Lake Hennessey’s water levels were higher at the same time last year, with the reservoir reaching 83% capacity on Jan. 4, 2023. But at that time the city was in the midst of a series of atmospheric rivers, and reservoir water levels shot above 100% storage capacity Jan. 9, causing water to flow down the reservoir spillway.

As a result of those storms filling reservoirs across the state and bringing heavy snow, California’s drought emergency — and Napa County’s own state of emergency — was lifted and Napa’s jurisdictions ended strict water-use restrictions that were in effect since 2021. Lake Hennessey remained at or over capacity until May 21, 2023.

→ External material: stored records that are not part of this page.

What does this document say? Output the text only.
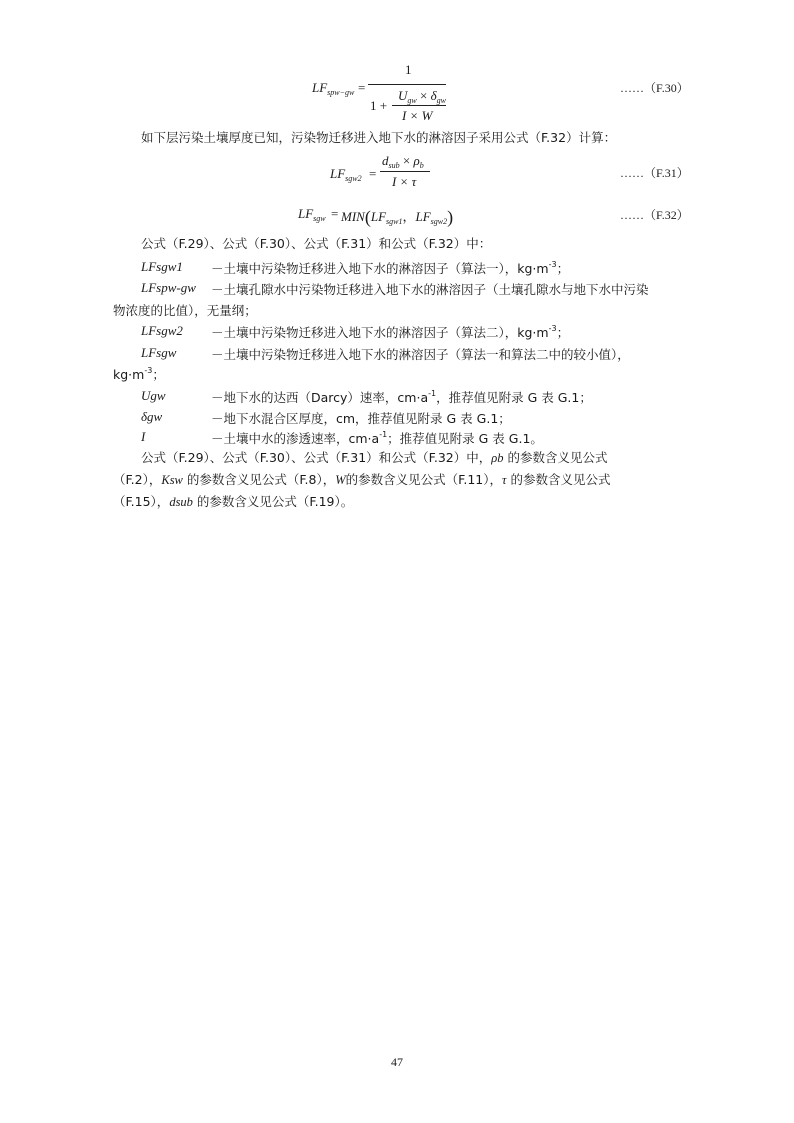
$LF_{spw-gw}$ =
1
1 +
$U_{gw} \times \delta_{gw}$
I × W
……（F.30）
如下层污染土壤厚度已知，污染物迁移进入地下水的淋溶因子采用公式（F.32）计算：
$LF_{sgw2}$ =
$d_{sub} \times \rho_b$
I × τ
……（F.31）
$LF_{sgw} = MIN(LF_{sgw1}$，$LF_{sgw2}$)	……（F.32）
公式（F.29）、公式（F.30）、公式（F.31）和公式（F.32）中：
LFsgw1 －土壤中污染物迁移进入地下水的淋溶因子（算法一），$kg\cdot m^{-3}$；
LFspw-gw －土壤孔隙水中污染物迁移进入地下水的淋溶因子（土壤孔隙水与地下水中污染
物浓度的比值），无量纲；
LFsgw2 －土壤中污染物迁移进入地下水的淋溶因子（算法二），$kg\cdot m^{-3}$；
LFsgw	－土壤中污染物迁移进入地下水的淋溶因子（算法一和算法二中的较小值），
$kg\cdot m^{-3}$；
Ugw	－地下水的达西（Darcy）速率，$cm\cdot a^{-1}$，推荐值见附录 G 表 G.1；
δgw	－地下水混合区厚度，cm，推荐值见附录 G 表 G.1；
I	－土壤中水的渗透速率，$cm\cdot a^{-1}$；推荐值见附录 G 表 G.1。
公式（F.29）、公式（F.30）、公式（F.31）和公式（F.32）中，ρb 的参数含义见公式
（F.2），Ksw 的参数含义见公式（F.8），W的参数含义见公式（F.11），τ 的参数含义见公式
（F.15），dsub 的参数含义见公式（F.19）。
47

Eldredge said the city is primed for more recharge so long as rainy conditions continue.

“As long as we have a couple consistent storms coming in and it continues to stay rainy even if they’re not big storms, we’ll continue to see recharge,” she said. “As long as we don’t see three weeks of straight sunshine and things dry back out, then it’s almost like we have to start over with saturated ground.”

Along with Lake Hennessey, the city of Napa also depends on water supplies from the State Water Project — the city has an annual allocation of up to 21,900 acre-feet from the state — and uses the local Milliken Reservoir, which stores up to 1,390 acre-feet of water, as a seasonal source.

The city’s been given a 10% allocation from the State Water Project so far this year, Eldredge said, and the city has carryover water from last year. Given that the city received a 100% allocation last year, and the city is allowed to carry 50% of that over to this year, the city is already starting the year with 10,500 acre-feet.

“The only thing that could change that is, operationally, the place where that water is technically stored is San Luis Reservoir, and so as long as San Luis doesn’t spill that carryover water is available,” Eldredge said.

The Milliken Reservoir started to spill this week, she added, through holes bored into the dam in 2008, 16 feet below the top, for seismic reasons.

“So that will be full for us as we start the year, and we’ll keep looking forward to a little more recharge in Hennessey,” Eldredge said. “Ideally we get Hennessey back up to a spill situation. We like that for water quality reasons, as well.”